Which makes me think / conclude that if information requires a medium, that medium's relevance is only one sided, uni directional. That is, it is only relevant because anything or anyone reading information requires that information to be in specific forms in the first place.

Which then means that the form itself is irrelevant. Though it's (I think) impossible to demonstrate that the medium in which information is stored and expressed doesn't even need to exist for that information to exist, I think it is possible to demonstrate that because it can be one form or another, with an infinite number of possibilities, none of which change the "properties" (if we can call them that) of the information itself, it is safe to say that "the information is not the medium and the medium is not the information".
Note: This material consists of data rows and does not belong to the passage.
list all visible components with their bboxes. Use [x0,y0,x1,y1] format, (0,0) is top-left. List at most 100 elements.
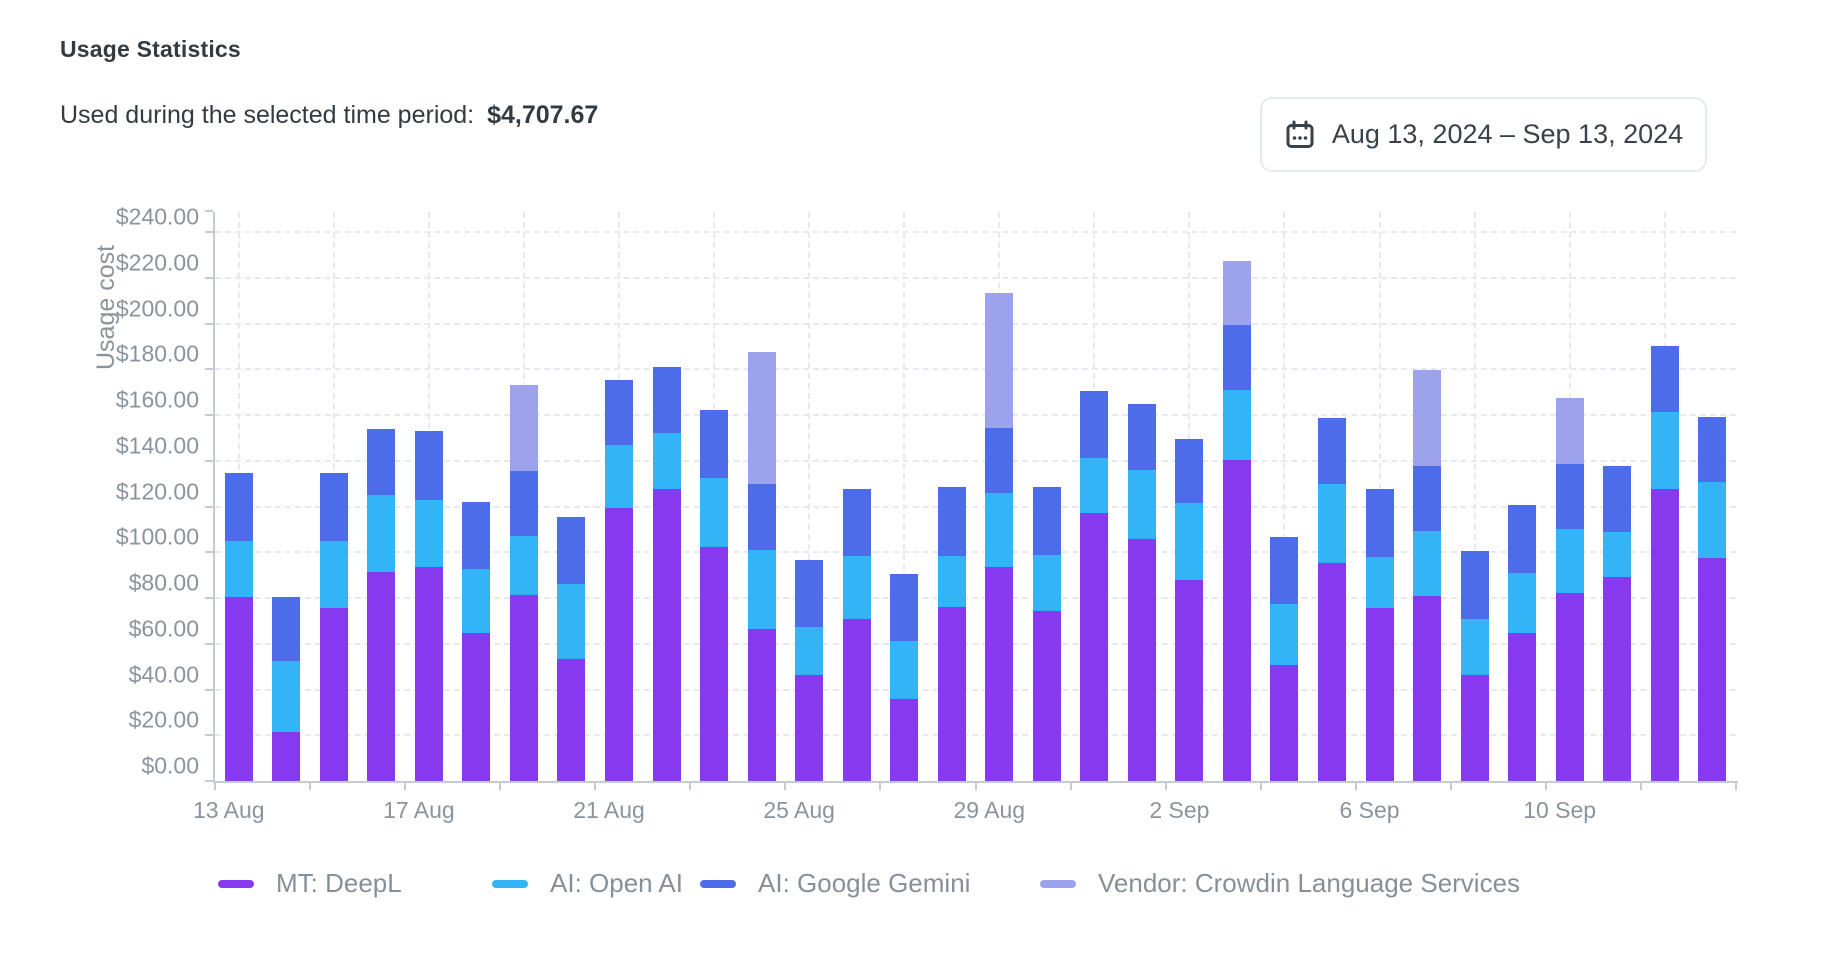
bar-segment-8Sep-ai[interactable] [1460,618,1489,675]
bar-segment-13Aug-ai[interactable] [224,473,253,541]
bar-segment-4Sep-mt[interactable] [1270,665,1299,781]
bar-segment-4Sep-ai[interactable] [1270,603,1299,666]
bar-segment-29Aug-ai[interactable] [985,492,1014,568]
bar-segment-21Aug-ai[interactable] [605,379,634,445]
bar-segment-1Sep-mt[interactable] [1127,538,1156,781]
bar-segment-3Sep-mt[interactable] [1222,459,1251,781]
bar-segment-31Aug-ai[interactable] [1080,458,1109,514]
bar-segment-20Aug-ai[interactable] [557,516,586,585]
bar-segment-16Aug-ai[interactable] [367,428,396,496]
bar-segment-6Sep-ai[interactable] [1365,556,1394,609]
bar-segment-7Sep-vendor[interactable] [1413,370,1442,467]
bar-segment-24Aug-ai[interactable] [747,483,776,550]
bar-segment-11Sep-mt[interactable] [1603,577,1632,781]
legend-item-vendor-crowdin-language-services[interactable]: Vendor: Crowdin Language Services [1040,868,1520,899]
bar-segment-12Sep-ai[interactable] [1650,346,1679,412]
bar-segment-29Aug-ai[interactable] [985,427,1014,493]
bar-segment-10Sep-ai[interactable] [1555,529,1584,594]
bar-segment-29Aug-vendor[interactable] [985,292,1014,428]
bar-segment-21Aug-ai[interactable] [605,444,634,508]
bar-segment-28Aug-ai[interactable] [937,555,966,608]
bar-segment-9Sep-mt[interactable] [1508,633,1537,781]
bar-segment-31Aug-mt[interactable] [1080,513,1109,781]
bar-segment-7Sep-mt[interactable] [1413,595,1442,781]
bar-segment-30Aug-ai[interactable] [1032,554,1061,611]
bar-segment-2Sep-ai[interactable] [1175,439,1204,504]
bar-segment-25Aug-ai[interactable] [795,626,824,675]
bar-segment-14Aug-ai[interactable] [272,660,301,732]
bar-segment-3Sep-vendor[interactable] [1222,260,1251,325]
bar-segment-15Aug-ai[interactable] [319,540,348,609]
bar-segment-7Sep-ai[interactable] [1413,530,1442,596]
bar-segment-13Sep-ai[interactable] [1698,417,1727,483]
bar-segment-20Aug-mt[interactable] [557,658,586,781]
bar-segment-3Sep-ai[interactable] [1222,324,1251,390]
bar-segment-22Aug-ai[interactable] [652,433,681,490]
bar-segment-23Aug-ai[interactable] [700,410,729,478]
bar-segment-17Aug-ai[interactable] [414,431,443,500]
bar-segment-10Sep-vendor[interactable] [1555,397,1584,465]
bar-segment-17Aug-mt[interactable] [414,567,443,781]
bar-segment-26Aug-ai[interactable] [842,489,871,556]
bar-segment-7Sep-ai[interactable] [1413,466,1442,531]
bar-segment-20Aug-ai[interactable] [557,584,586,659]
bar-segment-10Sep-ai[interactable] [1555,464,1584,530]
date-range-picker-button[interactable]: Aug 13, 2024 – Sep 13, 2024 [1260,97,1707,172]
bar-segment-11Sep-ai[interactable] [1603,466,1632,532]
bar-segment-6Sep-ai[interactable] [1365,489,1394,557]
bar-segment-12Sep-ai[interactable] [1650,411,1679,490]
bar-segment-19Aug-ai[interactable] [509,536,538,595]
bar-segment-27Aug-ai[interactable] [890,574,919,642]
bar-segment-30Aug-ai[interactable] [1032,487,1061,555]
bar-segment-23Aug-mt[interactable] [700,546,729,781]
bar-segment-2Sep-ai[interactable] [1175,503,1204,580]
bar-segment-16Aug-ai[interactable] [367,495,396,572]
bar-segment-9Sep-ai[interactable] [1508,572,1537,634]
legend-item-mt-deepl[interactable]: MT: DeepL [218,868,402,899]
bar-segment-5Sep-mt[interactable] [1317,562,1346,781]
legend-item-ai-google-gemini[interactable]: AI: Google Gemini [700,868,970,899]
bar-segment-18Aug-mt[interactable] [462,633,491,781]
bar-segment-21Aug-mt[interactable] [605,507,634,781]
bar-segment-5Sep-ai[interactable] [1317,418,1346,484]
bar-segment-17Aug-ai[interactable] [414,499,443,568]
bar-segment-27Aug-mt[interactable] [890,698,919,781]
legend-item-ai-open-ai[interactable]: AI: Open AI [492,868,683,899]
bar-segment-28Aug-ai[interactable] [937,487,966,556]
bar-segment-3Sep-ai[interactable] [1222,389,1251,460]
bar-segment-23Aug-ai[interactable] [700,477,729,547]
bar-segment-6Sep-mt[interactable] [1365,608,1394,781]
bar-segment-31Aug-ai[interactable] [1080,391,1109,459]
bar-segment-16Aug-mt[interactable] [367,571,396,781]
bar-segment-13Aug-mt[interactable] [224,596,253,781]
bar-segment-10Sep-mt[interactable] [1555,593,1584,781]
bar-segment-24Aug-ai[interactable] [747,549,776,629]
bar-segment-9Sep-ai[interactable] [1508,505,1537,573]
bar-segment-12Sep-mt[interactable] [1650,489,1679,781]
bar-segment-28Aug-mt[interactable] [937,607,966,781]
bar-segment-26Aug-mt[interactable] [842,618,871,781]
bar-segment-1Sep-ai[interactable] [1127,469,1156,539]
bar-segment-8Sep-ai[interactable] [1460,551,1489,619]
bar-segment-18Aug-ai[interactable] [462,501,491,570]
bar-segment-13Aug-ai[interactable] [224,540,253,597]
bar-segment-27Aug-ai[interactable] [890,641,919,699]
bar-segment-8Sep-mt[interactable] [1460,674,1489,781]
bar-segment-2Sep-mt[interactable] [1175,579,1204,781]
bar-segment-26Aug-ai[interactable] [842,555,871,619]
bar-segment-14Aug-mt[interactable] [272,731,301,781]
bar-segment-1Sep-ai[interactable] [1127,403,1156,470]
bar-segment-19Aug-mt[interactable] [509,594,538,781]
bar-segment-19Aug-vendor[interactable] [509,385,538,472]
bar-segment-29Aug-mt[interactable] [985,567,1014,781]
bar-segment-18Aug-ai[interactable] [462,569,491,634]
bar-segment-24Aug-vendor[interactable] [747,352,776,484]
bar-segment-25Aug-ai[interactable] [795,560,824,627]
bar-segment-14Aug-ai[interactable] [272,596,301,661]
bar-segment-30Aug-mt[interactable] [1032,610,1061,781]
bar-segment-4Sep-ai[interactable] [1270,537,1299,604]
bar-segment-15Aug-mt[interactable] [319,608,348,781]
bar-segment-19Aug-ai[interactable] [509,471,538,537]
bar-segment-11Sep-ai[interactable] [1603,531,1632,578]
bar-segment-13Sep-mt[interactable] [1698,557,1727,781]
Lastly, since (as far as I know, except in Quantum Mechanics, though I know even less about QM) physical explanations, descriptions, measurements of events and the causality between one event and another require specific forms in each cases with specific properties, I also conclude that the existence and causality of information can not be explained in such a way.

Example :

It takes a specific amount of gravity, a specific measure of nuclear force and/or electromagnetism in a specifc combination to cause a specific event.

One unique, specific event can not be caused by different measures and combinations of each.

(I don't know this, it's intuition only, but it sounds right. Think I could research and show this according to generally accepted physics theories).

I'm also thinking the relation of an object between mass and energy is always constant (e=mc2). Which means each state of anything that has mass and energy is specific as well.

Whereas here, we have one event which physical properties I am (and anyone I've talked to is) unable to define, measure or even describe, and which exists in a manner that is identical irrrespective of the form in which it manifests itself.